## **Rent Regression**

The **goal** of this notebook is to establish the price of the average NYC apartment based on data taken from renthop.com

This will is achieved by splitting the data into two sets: train and test. From here I fit a linear regression model and interpret its accuracy with several metrics.

In [5]:
# Utility imports
import numpy as np
import pandas as pd

# Model building & metrics
from sklearn.metrics import mean_absolute_error, r2_score, mean_squared_error
from sklearn.linear_model import LinearRegression

# Visualizations
import matplotlib.pyplot as plt

**Data cleaning and feature engineering.**

In [2]:
# Reading in the data
df = pd.read_csv('renthop-nyc.csv',
                 index_col='created').sort_index()
# The column shape had to be reduced by 1 to fit the sorted data
assert df.shape == (49352, 33) 

# Removing the most extreme 1% prices, latitudes and longitudes. (Outliers)
df = df[(df['price'] >= np.percentile(df['price'], 0.5)) & 
        (df['price'] <= np.percentile(df['price'], 99.5)) & 
        (df['latitude'] >= np.percentile(df['latitude'], 0.05)) & 
        (df['latitude'] < np.percentile(df['latitude'], 99.95)) &
        (df['longitude'] >= np.percentile(df['longitude'], 0.05)) & 
        (df['longitude'] <= np.percentile(df['longitude'], 99.95))]

In [6]:
# Splitting the data
y = df['price']
X = df[['bathrooms', 'bedrooms']]

In [7]:
# Train test split
cutoff = '2016-06-01'
mask = X.index < cutoff
X_train, y_train = X.loc[mask], y.loc[mask]
X_test, y_test = X.loc[~mask], y.loc[~mask]

In [8]:
# New Features
df['total_rooms'] = df['bathrooms'] + df['bedrooms']
df['price_room_ratio'] = df['price'] / df['total_rooms']

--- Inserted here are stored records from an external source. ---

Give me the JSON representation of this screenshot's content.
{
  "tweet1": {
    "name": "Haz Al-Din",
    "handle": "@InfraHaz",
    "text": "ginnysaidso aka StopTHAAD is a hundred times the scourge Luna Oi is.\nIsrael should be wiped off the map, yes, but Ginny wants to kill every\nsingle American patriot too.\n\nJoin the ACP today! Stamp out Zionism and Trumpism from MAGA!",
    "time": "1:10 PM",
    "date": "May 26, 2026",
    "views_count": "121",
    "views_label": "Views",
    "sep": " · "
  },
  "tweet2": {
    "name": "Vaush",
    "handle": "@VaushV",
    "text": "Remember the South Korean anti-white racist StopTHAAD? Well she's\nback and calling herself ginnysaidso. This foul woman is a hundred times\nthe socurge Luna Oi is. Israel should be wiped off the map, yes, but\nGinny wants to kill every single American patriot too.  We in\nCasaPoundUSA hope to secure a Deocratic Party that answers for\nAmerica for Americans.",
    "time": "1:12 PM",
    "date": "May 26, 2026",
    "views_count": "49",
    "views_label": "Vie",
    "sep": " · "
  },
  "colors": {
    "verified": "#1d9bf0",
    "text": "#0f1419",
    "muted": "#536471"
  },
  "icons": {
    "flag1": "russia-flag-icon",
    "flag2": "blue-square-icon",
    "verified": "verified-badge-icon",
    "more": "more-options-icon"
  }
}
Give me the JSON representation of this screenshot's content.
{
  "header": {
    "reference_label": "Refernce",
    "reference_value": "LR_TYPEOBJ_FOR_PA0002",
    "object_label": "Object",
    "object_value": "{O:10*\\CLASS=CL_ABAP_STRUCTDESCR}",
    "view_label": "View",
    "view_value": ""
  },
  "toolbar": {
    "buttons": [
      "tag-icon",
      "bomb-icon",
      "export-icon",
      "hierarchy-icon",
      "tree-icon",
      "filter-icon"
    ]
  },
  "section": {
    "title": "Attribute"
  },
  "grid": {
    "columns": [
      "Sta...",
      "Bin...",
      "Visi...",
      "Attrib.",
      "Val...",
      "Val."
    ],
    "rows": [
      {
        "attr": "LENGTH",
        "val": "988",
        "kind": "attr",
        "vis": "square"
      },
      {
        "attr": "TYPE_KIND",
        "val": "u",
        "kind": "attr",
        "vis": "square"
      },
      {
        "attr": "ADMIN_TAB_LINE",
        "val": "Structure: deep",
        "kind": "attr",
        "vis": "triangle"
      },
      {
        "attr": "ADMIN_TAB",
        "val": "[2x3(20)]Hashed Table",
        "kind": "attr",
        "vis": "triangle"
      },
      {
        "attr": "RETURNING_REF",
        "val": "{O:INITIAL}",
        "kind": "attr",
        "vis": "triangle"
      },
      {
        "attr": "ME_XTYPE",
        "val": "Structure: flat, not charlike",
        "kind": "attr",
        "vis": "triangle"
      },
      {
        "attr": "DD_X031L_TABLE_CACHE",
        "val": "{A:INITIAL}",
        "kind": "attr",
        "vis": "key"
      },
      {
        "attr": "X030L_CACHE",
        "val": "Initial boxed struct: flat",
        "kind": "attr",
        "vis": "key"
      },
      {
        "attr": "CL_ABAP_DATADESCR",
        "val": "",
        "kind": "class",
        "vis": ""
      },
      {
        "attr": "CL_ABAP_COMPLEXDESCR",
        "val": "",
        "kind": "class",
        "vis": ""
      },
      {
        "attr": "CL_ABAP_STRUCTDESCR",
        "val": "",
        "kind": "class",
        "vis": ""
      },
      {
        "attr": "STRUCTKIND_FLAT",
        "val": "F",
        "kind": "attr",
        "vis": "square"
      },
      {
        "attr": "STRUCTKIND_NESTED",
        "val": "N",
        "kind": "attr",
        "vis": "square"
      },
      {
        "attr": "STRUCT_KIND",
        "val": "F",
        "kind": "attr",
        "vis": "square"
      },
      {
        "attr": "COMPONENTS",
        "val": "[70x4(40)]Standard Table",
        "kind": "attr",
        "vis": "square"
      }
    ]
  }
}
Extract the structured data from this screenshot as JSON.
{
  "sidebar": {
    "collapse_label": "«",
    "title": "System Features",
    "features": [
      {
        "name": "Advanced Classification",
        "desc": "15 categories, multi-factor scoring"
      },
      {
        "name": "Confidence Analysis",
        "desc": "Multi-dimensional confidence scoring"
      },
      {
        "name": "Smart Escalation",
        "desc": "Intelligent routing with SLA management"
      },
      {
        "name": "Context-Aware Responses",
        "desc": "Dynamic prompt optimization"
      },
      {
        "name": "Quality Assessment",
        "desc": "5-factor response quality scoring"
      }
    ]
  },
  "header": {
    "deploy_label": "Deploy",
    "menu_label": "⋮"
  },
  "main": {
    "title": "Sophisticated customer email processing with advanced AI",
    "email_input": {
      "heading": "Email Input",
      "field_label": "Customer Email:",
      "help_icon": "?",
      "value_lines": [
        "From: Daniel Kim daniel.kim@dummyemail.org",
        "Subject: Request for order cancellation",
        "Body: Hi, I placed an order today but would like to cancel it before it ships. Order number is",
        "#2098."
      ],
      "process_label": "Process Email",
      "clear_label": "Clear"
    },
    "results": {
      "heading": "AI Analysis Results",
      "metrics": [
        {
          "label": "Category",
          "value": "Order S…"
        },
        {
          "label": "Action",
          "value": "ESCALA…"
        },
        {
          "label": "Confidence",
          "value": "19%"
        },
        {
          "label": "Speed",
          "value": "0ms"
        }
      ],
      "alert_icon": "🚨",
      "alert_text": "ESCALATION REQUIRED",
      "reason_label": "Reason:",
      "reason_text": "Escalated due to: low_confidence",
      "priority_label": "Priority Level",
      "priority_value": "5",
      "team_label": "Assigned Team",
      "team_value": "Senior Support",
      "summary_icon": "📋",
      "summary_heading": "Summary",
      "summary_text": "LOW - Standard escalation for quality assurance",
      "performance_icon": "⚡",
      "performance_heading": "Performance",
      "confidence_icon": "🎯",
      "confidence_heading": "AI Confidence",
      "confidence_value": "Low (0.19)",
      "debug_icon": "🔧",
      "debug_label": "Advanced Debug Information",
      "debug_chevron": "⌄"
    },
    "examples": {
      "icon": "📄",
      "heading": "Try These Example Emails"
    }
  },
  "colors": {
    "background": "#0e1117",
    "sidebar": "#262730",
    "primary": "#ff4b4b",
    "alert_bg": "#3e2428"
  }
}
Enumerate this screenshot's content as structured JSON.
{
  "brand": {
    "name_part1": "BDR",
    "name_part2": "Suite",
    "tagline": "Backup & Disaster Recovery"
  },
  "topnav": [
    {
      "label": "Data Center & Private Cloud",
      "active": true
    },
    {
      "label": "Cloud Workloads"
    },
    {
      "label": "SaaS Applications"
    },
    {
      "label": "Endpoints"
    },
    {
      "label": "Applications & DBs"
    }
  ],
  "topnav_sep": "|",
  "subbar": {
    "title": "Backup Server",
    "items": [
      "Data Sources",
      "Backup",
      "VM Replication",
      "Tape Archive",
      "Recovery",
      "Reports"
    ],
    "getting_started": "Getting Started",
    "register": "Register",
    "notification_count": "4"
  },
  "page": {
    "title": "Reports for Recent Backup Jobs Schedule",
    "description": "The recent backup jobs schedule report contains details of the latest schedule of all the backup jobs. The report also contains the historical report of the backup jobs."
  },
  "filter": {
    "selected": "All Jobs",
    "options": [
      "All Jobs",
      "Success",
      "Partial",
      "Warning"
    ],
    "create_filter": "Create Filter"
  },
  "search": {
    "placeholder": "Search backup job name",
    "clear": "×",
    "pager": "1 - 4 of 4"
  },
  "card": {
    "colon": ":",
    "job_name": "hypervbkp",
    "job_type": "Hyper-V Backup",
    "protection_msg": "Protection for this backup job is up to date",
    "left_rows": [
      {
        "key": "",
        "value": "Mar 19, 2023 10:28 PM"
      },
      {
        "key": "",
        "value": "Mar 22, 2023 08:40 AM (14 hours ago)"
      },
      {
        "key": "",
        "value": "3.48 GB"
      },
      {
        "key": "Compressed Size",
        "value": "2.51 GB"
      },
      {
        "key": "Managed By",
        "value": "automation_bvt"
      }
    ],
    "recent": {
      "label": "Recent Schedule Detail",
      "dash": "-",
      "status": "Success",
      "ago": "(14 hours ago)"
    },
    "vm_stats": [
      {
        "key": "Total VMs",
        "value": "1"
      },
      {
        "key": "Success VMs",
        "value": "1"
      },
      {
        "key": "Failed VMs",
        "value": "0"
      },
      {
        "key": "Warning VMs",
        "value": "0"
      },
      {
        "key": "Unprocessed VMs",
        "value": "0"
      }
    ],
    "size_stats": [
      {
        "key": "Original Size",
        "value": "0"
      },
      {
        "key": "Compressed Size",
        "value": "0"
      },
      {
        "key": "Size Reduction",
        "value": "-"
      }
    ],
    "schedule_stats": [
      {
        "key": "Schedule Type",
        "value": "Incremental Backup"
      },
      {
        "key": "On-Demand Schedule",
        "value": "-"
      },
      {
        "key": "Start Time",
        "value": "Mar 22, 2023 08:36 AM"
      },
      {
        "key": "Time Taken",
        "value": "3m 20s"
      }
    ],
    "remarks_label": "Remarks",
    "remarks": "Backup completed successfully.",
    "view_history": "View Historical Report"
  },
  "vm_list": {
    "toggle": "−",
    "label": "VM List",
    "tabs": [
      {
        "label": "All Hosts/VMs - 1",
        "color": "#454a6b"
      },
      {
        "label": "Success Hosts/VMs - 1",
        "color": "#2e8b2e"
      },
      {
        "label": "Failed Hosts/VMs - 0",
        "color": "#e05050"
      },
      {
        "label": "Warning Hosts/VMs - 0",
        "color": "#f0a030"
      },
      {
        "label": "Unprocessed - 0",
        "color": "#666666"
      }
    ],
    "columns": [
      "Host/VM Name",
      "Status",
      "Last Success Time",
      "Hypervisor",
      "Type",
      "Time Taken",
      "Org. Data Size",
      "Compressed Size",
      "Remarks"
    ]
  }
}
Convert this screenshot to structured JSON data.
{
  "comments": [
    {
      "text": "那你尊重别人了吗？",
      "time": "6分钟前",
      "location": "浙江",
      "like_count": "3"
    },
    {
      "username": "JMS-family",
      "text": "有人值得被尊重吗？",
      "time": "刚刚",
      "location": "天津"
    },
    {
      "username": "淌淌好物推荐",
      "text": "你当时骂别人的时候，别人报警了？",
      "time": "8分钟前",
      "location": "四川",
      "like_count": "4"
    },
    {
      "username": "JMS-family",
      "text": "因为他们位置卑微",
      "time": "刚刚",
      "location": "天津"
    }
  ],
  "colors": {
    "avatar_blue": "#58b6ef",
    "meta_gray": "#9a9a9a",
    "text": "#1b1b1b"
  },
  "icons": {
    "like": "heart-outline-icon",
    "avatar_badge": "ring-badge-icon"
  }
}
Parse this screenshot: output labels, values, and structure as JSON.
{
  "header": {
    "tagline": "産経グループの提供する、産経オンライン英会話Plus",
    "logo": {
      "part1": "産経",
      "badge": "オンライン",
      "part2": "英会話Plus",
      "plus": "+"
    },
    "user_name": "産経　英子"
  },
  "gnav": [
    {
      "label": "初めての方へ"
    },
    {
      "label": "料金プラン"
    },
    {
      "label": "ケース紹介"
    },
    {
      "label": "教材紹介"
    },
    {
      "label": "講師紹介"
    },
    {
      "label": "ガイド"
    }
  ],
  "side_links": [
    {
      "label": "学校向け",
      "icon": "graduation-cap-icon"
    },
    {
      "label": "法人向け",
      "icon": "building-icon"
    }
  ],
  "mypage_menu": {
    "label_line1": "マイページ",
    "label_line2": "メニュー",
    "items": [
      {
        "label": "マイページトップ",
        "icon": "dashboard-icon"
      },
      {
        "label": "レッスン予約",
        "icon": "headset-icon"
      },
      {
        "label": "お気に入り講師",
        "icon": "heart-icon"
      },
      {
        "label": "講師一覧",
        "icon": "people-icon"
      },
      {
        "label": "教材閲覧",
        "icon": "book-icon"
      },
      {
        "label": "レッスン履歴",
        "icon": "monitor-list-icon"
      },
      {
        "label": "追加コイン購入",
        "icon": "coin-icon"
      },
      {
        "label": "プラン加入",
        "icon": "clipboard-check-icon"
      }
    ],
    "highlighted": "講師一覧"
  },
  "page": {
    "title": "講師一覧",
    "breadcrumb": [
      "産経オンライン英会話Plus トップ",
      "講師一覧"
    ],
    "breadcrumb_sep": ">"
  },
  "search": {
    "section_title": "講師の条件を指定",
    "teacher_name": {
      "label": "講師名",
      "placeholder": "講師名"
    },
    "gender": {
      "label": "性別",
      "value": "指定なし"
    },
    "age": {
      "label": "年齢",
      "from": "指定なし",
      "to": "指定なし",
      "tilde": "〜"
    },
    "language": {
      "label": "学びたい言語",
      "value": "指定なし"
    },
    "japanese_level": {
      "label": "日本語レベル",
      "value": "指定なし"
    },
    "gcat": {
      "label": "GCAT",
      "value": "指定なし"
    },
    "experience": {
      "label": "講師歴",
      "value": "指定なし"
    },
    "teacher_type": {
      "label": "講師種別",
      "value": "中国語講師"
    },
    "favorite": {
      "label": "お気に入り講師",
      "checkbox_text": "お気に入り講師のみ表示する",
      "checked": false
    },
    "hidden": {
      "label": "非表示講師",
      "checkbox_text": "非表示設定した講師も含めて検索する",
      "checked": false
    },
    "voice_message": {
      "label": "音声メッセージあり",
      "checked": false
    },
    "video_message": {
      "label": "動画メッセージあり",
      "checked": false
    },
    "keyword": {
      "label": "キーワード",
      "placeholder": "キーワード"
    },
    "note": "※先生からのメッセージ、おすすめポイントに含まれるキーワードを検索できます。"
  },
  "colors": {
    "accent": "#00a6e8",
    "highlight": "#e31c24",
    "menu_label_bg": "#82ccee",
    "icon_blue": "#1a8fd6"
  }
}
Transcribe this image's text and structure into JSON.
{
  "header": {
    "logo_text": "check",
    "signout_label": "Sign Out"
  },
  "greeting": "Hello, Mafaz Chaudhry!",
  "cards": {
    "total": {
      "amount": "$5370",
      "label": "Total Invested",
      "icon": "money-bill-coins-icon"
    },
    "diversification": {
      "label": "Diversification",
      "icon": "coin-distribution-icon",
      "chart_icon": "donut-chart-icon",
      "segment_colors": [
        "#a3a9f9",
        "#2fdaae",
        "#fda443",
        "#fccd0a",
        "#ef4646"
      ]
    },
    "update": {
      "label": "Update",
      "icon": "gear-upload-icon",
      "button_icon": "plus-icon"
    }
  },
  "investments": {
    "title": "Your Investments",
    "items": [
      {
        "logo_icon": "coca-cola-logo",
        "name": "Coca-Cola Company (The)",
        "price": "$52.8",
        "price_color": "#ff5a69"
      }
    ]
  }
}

**Instantiating a linear model.**

In [9]:
# Linear Regression Model

#Baselines:
print('Mean Price:', y_train.mean())
y_pred = [y_train.mean()] * len(y_train)
print('Baseline MAE:', mean_absolute_error(y_train, y_pred))

# Model
model = LinearRegression()
model.fit(X_train, y_train);

Mean Price: 3575.604007034292
Baseline MAE: 1201.8811133682555


In [21]:
# Coef and Intercept
print('Intercept:', round(model.intercept_, 2), 'Coef:', round(model.coef_[0], 2))

Intercept: 485.72 Coef: 2072.61


In [22]:
# Regression Metrics:

# MAE, Result: Better than baseline :)
print('Training MAE:', mean_absolute_error(y_train, model.predict(X_train)))
print('Test MAE:', mean_absolute_error(y_test, model.predict(X_test)))

print('\n')

#RMSE, Result: Not as good, there must be some outliers!
print('Training RMSE:', mean_squared_error(y_train, model.predict(X_train), squared=False))
print('Test RMSE:', mean_squared_error(y_test, model.predict(X_test), squared=False))

print('\n')

#R2
print('Training R^2:', r2_score(y_train, model.predict(X_train)))
print('Test R^2:', r2_score(y_test, model.predict(X_test)))

Training MAE: 818.5310213271713
Test MAE: 825.8987822403525


Training RMSE: 1232.0225917223486
Test RMSE: 1219.719357233823


Training R^2: 0.5111543084316607
Test R^2: 0.5213303957090345